Jason Lytle does what Jason Lytle does. He’s built himself a signature style and while his solo albums have a more loose, relaxed tone to them compared to the Grandaddy albums, Lytle’s still offering exactly what he’s always done. Indie rock with a humble attitude, fuzzy synths, weary vocals and a sense of bittersweetness everywhere. I don’t think the man even desires to really break out from his formula and, to his credit, his comfortability with that decision adds a positive feel to the music. And so, unsurprisingly, Dept. of Disappearance offers more of Lytle’s usual ways. It’s not among Lytle’s very best albums but the quality stays consistently good throughout, there’s a handful of really excellent songs and the only actual complaint I have is that I’m worried whether all of Lytle’s solo albums are going to contain a 2-minute rocker with inane, minimal lyrics (this time it’s “Get Up and Go” and its ‘everything’s gonna be ok’ cheers). The closer “Gimme Click Gimme Grid” hints at some directions but largely Dept. of Disappearance follows the tried and tested Lytle formula. Personally, I’m happy with this – it’s not a mindblower of a record but Lytle is one of those musicians who’s always nice to have around and who never genuinely disappoints.

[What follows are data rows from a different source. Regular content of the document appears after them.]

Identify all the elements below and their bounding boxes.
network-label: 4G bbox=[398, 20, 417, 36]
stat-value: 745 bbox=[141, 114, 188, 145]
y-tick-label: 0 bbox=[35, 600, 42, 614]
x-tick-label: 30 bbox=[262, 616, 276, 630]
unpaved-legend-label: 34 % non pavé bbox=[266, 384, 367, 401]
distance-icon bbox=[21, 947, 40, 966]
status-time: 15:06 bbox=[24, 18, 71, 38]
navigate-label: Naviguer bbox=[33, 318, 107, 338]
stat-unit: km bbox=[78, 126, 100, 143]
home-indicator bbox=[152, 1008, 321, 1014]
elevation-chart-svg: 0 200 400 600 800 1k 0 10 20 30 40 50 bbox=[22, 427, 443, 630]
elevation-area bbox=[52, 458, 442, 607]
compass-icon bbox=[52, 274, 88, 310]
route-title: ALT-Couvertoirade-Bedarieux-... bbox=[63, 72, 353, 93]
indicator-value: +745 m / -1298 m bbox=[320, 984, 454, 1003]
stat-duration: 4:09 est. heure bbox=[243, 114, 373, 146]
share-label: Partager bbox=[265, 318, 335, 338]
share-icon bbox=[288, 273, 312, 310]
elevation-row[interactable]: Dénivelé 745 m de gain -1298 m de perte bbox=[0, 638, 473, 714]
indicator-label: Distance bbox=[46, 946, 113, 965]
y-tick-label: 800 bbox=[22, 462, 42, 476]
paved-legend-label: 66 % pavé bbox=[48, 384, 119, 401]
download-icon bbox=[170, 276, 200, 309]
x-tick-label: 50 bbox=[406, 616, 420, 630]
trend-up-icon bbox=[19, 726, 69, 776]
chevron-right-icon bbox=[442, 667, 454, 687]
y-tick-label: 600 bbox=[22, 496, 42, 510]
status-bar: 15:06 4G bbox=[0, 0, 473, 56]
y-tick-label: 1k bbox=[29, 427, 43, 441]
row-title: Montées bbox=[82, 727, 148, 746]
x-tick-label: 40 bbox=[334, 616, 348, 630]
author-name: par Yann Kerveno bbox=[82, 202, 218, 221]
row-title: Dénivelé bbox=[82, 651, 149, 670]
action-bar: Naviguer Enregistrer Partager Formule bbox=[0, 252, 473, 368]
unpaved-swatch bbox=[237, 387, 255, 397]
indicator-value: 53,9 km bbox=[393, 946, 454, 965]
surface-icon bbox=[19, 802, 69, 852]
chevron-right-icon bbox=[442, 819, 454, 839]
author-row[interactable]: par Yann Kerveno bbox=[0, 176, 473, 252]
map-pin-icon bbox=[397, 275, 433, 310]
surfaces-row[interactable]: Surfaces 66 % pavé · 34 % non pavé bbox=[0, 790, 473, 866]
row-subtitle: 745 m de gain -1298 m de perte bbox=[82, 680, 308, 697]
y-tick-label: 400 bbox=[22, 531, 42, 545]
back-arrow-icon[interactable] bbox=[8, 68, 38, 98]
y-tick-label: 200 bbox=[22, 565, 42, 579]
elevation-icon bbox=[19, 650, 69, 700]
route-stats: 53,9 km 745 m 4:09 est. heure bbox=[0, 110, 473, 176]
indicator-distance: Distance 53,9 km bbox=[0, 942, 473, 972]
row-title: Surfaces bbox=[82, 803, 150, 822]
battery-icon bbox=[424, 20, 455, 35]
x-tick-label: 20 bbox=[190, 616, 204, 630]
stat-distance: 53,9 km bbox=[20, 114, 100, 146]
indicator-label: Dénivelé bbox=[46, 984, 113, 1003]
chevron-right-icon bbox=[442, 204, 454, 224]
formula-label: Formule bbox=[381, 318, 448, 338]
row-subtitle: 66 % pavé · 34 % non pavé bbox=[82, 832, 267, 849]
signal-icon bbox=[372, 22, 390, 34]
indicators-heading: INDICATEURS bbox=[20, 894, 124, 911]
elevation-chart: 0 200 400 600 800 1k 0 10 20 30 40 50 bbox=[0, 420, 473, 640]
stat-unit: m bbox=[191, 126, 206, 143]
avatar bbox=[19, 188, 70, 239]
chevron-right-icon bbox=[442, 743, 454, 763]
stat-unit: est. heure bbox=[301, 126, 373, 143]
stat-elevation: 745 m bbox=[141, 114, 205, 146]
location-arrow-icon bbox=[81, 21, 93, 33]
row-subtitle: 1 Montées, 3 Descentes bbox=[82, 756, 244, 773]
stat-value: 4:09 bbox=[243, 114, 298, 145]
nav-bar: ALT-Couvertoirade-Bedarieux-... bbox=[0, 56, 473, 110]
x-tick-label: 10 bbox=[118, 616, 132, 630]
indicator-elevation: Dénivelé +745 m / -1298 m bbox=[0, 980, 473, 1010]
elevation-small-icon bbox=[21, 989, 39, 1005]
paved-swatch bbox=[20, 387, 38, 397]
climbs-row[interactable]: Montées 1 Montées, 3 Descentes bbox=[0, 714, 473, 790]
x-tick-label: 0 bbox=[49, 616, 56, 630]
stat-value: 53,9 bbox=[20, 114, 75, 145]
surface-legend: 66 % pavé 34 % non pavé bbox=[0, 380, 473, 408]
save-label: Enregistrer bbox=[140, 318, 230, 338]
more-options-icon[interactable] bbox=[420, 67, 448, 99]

Here’s where I’m coming from: I prefer latter-day Muse to the early stuff. I love the fact that they’ve become a band who indulge in creative madness and freely enjoy the possibility of trying out every single idea they get, no matter how insane or ambitious. There are no boundaries and no limits to Muse, no matter how ridiculous the ideas they get can be, and I really love that, especially knowing how huge they are which means they’ve got the budget for every whim they get. It’s so fun. I like Origin of Symmetry and all but give me bombastic, insane Muse any time. The 2nd Law underlines all that: it’s more or less a showcase for Muse’s creative insanity. Synth-driven ballads, slap bass funk, dubstep, prog lullabies, imaginary Bond themes, dance, giving the bassist a turn on the lead vocals (twice!)… by this point, anything goes for Muse. The great thing is, it works so, so well. Bizarre ideas meet a band with an impeccable talent to pull them off and the result is a collection of great songs that highlight just how great Muse can be. There’s absolutely no cohesiveness to it and in particular the last four tracks seem like a dumping ground for all the songs they couldn’t sequence anywhere else, but it sounds so good. It doesn’t run flawlessly – the Olympic theme “Survival” continues to be cringy and “Liquid State” isn’t too exciting either, plus the sequencing is pants – but it still ends up ranking fairly high among the band’s albums. They even make dubstep sound interesting, which is a feat of its own. Where they’re going to go from here, god knows, but I’m definitely enjoying the ride.